CMB member Jeffrey Snodgrass has been awarded an NSF to study “whether, when, and how social connections through the internet and other electronic means promote rather than compromise health at the level of immune biology during the current pandemic crisis.”
The positive impacts of social connections on general health and immune biology are well-documented. However, during the current health crisis, digital interactions necessarily substitute for conventional, person-to-person contacts, especially during key periods such as lockdowns, with potential negative health impacts for some, but with compensatory and thus positive impacts for others. Researchers do not yet understand whether these decreases in face-to-face social interactions might be beneficially compensated by increases in digital social connections, and so sustain health and immune biology. In this study, we anticipate that the social support emerging adults (U.S. undergraduate students) find in digital social contexts might help them maintain their immune function via digital proxy social interactions that nevertheless satisfy real-world psychosocial needs, and thereby influence their health because of the link between social contact and immune biology. The primary contributions here are to a) provide better evidence for whether social connectedness through digital means affects immune biology; and b) analyze the content and process of digital interaction to determine which relational strategies are helpful/ healthy and which are counterproductive/ dysfunctional. Validating this projects? central hypotheses will lead to the development of new perspectives and practical interventions on how to maintain health during pandemic events and other disasters. The involvement of students as research collaborators contributes to their educational development. The research team will also develop for the larger public educational materials documenting this study. Overall, the project serves as a model of integrated anthropological research, education, and public engagement.

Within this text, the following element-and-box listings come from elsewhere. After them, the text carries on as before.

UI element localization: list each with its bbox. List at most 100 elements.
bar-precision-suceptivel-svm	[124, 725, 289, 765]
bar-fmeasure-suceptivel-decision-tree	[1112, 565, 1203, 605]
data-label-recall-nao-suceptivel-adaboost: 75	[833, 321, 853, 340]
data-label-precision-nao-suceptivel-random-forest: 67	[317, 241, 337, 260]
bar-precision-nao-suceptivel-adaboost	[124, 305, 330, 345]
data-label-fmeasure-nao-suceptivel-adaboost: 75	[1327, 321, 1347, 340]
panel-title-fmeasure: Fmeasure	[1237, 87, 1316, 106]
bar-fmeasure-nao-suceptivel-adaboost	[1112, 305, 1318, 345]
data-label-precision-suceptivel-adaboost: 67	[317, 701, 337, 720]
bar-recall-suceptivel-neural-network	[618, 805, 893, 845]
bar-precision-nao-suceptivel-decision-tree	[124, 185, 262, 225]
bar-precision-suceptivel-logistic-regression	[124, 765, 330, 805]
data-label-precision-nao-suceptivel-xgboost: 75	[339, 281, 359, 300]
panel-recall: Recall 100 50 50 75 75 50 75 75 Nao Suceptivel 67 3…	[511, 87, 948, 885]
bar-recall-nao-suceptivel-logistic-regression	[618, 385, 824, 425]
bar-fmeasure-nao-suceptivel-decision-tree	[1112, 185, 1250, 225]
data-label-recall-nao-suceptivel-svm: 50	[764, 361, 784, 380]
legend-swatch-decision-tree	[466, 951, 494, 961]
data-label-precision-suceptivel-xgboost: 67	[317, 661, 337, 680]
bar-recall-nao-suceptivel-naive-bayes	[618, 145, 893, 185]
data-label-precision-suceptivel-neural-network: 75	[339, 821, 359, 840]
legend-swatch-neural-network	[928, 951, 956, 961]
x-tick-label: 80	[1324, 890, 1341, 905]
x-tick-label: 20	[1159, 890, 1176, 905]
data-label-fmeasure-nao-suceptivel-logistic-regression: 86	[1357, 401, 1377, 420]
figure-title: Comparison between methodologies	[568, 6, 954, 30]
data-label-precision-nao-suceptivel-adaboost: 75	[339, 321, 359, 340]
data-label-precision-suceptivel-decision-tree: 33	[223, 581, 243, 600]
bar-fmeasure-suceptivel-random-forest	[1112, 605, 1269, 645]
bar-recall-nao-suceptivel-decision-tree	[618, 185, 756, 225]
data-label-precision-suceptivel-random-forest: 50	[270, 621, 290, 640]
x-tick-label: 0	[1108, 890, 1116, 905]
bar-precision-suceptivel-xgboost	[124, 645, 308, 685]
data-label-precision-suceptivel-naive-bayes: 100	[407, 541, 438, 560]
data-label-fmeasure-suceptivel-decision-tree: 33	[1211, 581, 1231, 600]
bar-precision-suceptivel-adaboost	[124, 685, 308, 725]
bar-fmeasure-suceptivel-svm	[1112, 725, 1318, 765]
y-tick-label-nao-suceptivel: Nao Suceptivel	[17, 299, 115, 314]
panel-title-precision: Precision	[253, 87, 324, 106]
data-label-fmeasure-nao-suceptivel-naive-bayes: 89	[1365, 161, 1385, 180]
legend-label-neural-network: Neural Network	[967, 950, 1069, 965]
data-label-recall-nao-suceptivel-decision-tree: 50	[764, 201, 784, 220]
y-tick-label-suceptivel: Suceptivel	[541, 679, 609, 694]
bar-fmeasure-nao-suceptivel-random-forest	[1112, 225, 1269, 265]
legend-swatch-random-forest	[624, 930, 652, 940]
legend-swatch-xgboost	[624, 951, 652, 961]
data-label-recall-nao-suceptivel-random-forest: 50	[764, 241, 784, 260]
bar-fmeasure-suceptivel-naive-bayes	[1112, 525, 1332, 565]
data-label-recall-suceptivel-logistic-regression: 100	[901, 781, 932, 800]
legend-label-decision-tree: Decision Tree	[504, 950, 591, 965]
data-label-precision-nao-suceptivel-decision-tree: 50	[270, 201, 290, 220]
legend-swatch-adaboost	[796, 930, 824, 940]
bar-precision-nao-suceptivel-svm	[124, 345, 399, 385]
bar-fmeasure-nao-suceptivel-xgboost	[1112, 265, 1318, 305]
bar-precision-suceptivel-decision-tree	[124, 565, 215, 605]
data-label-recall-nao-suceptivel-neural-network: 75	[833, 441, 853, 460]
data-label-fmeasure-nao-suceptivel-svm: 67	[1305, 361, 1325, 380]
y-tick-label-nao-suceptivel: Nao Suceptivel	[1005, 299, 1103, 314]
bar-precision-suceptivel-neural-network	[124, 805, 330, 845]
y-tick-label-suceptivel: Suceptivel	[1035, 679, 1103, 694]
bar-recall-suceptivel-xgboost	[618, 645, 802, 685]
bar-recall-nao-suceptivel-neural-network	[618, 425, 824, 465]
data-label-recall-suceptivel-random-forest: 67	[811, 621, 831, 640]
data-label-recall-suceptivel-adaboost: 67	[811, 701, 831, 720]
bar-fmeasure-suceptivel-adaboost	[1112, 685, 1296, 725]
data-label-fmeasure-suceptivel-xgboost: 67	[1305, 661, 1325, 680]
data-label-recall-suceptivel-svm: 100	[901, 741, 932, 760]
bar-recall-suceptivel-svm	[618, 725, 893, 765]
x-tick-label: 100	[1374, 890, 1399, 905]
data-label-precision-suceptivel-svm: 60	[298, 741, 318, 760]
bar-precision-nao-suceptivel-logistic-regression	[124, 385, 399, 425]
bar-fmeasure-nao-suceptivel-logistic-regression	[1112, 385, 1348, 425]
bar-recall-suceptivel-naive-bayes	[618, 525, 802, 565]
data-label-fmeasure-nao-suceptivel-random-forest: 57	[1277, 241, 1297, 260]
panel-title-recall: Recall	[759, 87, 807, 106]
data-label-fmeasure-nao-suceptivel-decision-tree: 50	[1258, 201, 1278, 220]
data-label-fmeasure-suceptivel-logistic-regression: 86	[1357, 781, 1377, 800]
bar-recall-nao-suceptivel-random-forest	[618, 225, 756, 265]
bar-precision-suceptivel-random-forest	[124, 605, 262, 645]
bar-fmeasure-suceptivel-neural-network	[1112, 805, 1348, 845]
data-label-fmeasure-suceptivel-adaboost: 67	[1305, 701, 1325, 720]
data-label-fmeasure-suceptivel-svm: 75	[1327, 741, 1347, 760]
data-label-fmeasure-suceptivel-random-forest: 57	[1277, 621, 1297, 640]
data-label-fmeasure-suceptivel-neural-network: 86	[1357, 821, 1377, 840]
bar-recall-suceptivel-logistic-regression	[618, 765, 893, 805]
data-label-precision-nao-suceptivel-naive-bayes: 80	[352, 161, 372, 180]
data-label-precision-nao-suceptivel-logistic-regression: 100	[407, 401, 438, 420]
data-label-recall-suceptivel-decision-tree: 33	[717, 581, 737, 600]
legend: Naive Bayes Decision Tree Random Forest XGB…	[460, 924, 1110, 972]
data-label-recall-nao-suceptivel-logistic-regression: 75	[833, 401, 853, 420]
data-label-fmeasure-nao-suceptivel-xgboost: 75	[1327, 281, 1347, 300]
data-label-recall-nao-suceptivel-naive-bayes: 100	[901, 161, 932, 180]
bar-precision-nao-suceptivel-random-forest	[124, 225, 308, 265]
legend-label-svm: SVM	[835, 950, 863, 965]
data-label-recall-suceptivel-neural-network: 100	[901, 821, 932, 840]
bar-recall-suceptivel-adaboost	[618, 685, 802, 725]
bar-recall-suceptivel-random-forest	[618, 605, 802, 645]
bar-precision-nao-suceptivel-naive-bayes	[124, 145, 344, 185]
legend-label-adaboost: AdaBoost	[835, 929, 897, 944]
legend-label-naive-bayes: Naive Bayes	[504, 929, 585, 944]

The research combines psychological anthropological approaches with genomics studies of how social experience affect gene expression to gain new biocultural perspectives on health resilience. The study draws from and contributes to theoretical understandings of what anthropologists call cultural consonance, roughly, the extent to which individuals are congruent (or not) with socially shared norms regarding proper behavior and interaction, which has well-documented health linkages. Offline/ online cultural consonance will be assessed via online questionnaires, where the research team will also collect other relevant social interaction, demographic, and health data (such as digital technology use, mental health, and respiratory symptoms). Via blood samples, the research team will assess respondents? immune biology (antiviral and inflammation activity), analyzing the samples to see if and how gene expression related to immune function changes. The study will observe participants over time to document how changes in consonance with offline/ online social norms are associated with changes in immune biology/ COVID symptoms. These linked social support and health processes need to be examined now at the peak of the epidemic and its initial sweep through the population, as behaviors and biology change rapidly in ways that establish subsequent long-term trajectories of individual behavior and health.
This award reflects NSF’s statutory mission and has been deemed worthy of support through evaluation using the Foundation’s intellectual merit and broader impacts review criteria.